Did you ever resolve this issue? I have a GA-Z77X-UD5H and I am experiencing instability when X is running. I haven't had a shutdown but my network comm is really slow and seems to stall, the graphics freeze up from time to time, and game performance is really low. This is with the proprietary nvidia drivers installed. I also have the ACPI errors in my messages log but I don't know if they are related to the problems that are occurring. If you have any further information I would appreciate it.

----------

## lesha_n

Hyper_Eye, 

The problem somehow dissolved, I have not had a crash in about a month now. I am not at all sure what was the cause of it and what seems to have fixed it. I was doing regular system updates and compiling new kernels in various ways (from scratch, using seeds (http://kernel-seeds.org/). The last frew weer compiled from scratch, I think, like the 2.7.6 I am running now.

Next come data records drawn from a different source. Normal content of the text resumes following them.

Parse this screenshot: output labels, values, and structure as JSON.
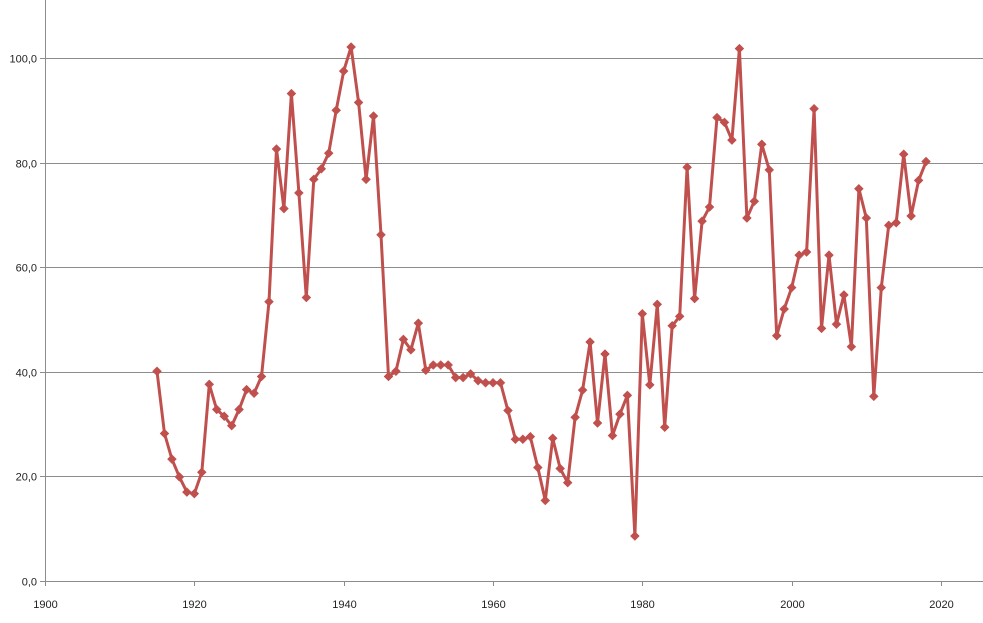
{
  "chart_data": {
    "type": "line",
    "title": "",
    "xlabel": "",
    "ylabel": "",
    "xlim": [
      1900,
      2020
    ],
    "ylim": [
      0,
      110
    ],
    "x_ticks": [
      "1900",
      "1920",
      "1940",
      "1960",
      "1980",
      "2000",
      "2020"
    ],
    "y_ticks": [
      "0,0",
      "20,0",
      "40,0",
      "60,0",
      "80,0",
      "100,0"
    ],
    "x_tick_values": [
      1900,
      1920,
      1940,
      1960,
      1980,
      2000,
      2020
    ],
    "y_tick_values": [
      0,
      20,
      40,
      60,
      80,
      100
    ],
    "grid": "horizontal",
    "legend": "none",
    "series": [
      {
        "color": "#c0504d",
        "marker": "diamond",
        "x": [
          1915,
          1916,
          1917,
          1918,
          1919,
          1920,
          1921,
          1922,
          1923,
          1924,
          1925,
          1926,
          1927,
          1928,
          1929,
          1930,
          1931,
          1932,
          1933,
          1934,
          1935,
          1936,
          1937,
          1938,
          1939,
          1940,
          1941,
          1942,
          1943,
          1944,
          1945,
          1946,
          1947,
          1948,
          1949,
          1950,
          1951,
          1952,
          1953,
          1954,
          1955,
          1956,
          1957,
          1958,
          1959,
          1960,
          1961,
          1962,
          1963,
          1964,
          1965,
          1966,
          1967,
          1968,
          1969,
          1970,
          1971,
          1972,
          1973,
          1974,
          1975,
          1976,
          1977,
          1978,
          1979,
          1980,
          1981,
          1982,
          1983,
          1984,
          1985,
          1986,
          1987,
          1988,
          1989,
          1990,
          1991,
          1992,
          1993,
          1994,
          1995,
          1996,
          1997,
          1998,
          1999,
          2000,
          2001,
          2002,
          2003,
          2004,
          2005,
          2006,
          2007,
          2008,
          2009,
          2010,
          2011,
          2012,
          2013,
          2014,
          2015,
          2016,
          2017,
          2018
        ],
        "values": [
          40.1,
          28.2,
          23.3,
          19.9,
          17.0,
          16.7,
          20.8,
          37.6,
          32.8,
          31.5,
          29.7,
          32.8,
          36.6,
          35.9,
          39.1,
          53.4,
          82.6,
          71.2,
          93.2,
          74.2,
          54.2,
          76.8,
          78.8,
          81.8,
          90.0,
          97.5,
          102.1,
          91.5,
          76.8,
          88.9,
          66.2,
          39.1,
          40.1,
          46.2,
          44.2,
          49.3,
          40.3,
          41.3,
          41.3,
          41.3,
          38.9,
          38.9,
          39.6,
          38.3,
          37.9,
          37.9,
          37.9,
          32.6,
          27.1,
          27.1,
          27.6,
          21.7,
          15.4,
          27.3,
          21.5,
          18.8,
          31.3,
          36.5,
          45.7,
          30.2,
          43.4,
          27.8,
          31.9,
          35.5,
          8.6,
          51.1,
          37.5,
          52.9,
          29.4,
          48.8,
          50.6,
          79.1,
          54.0,
          68.8,
          71.5,
          88.6,
          87.7,
          84.3,
          101.8,
          69.4,
          72.6,
          83.5,
          78.6,
          46.9,
          52.0,
          56.1,
          62.3,
          62.9,
          90.3,
          48.3,
          62.3,
          49.1,
          54.7,
          44.8,
          75.0,
          69.4,
          35.3,
          56.1,
          68.0,
          68.5,
          81.6,
          69.8,
          76.6,
          80.2
        ]
      }
    ]
  }
}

As far as graphics, I am puzzled - how can you run nvidia drivers on this motheboard?! Isn't the built-in graphics processor Intel?

ACPI messages - I still have them, same as before more or less (see the first post), but they do not seem to affect system stability.

Hope this helps,

Aleksey

 *Hyper_Eye wrote:*   

> Did you ever resolve this issue? I have a GA-Z77X-UD5H and I am experiencing instability when X is running. I haven't had a shutdown but my network comm is really slow and seems to stall, the graphics freeze up from time to time, and game performance is really low. This is with the proprietary nvidia drivers installed. I also have the ACPI errors in my messages log but I don't know if they are related to the problems that are occurring. If you have any further information I would appreciate it.

 

----------

## Hyper_Eye

The Intel CPU does have Intel graphics integrated on it but they are disabled when you install a video card into one of the PCI-E slots. Since I am gaming on this machine I never intended to use the Intel graphics. I have an EVGA Geforce 670+ 4GB card installed.

The stability issues seem to have subsided. I changed a few kernel settings but I'm not sure what resolved it. The system seems pretty rock solid at the moment.

----------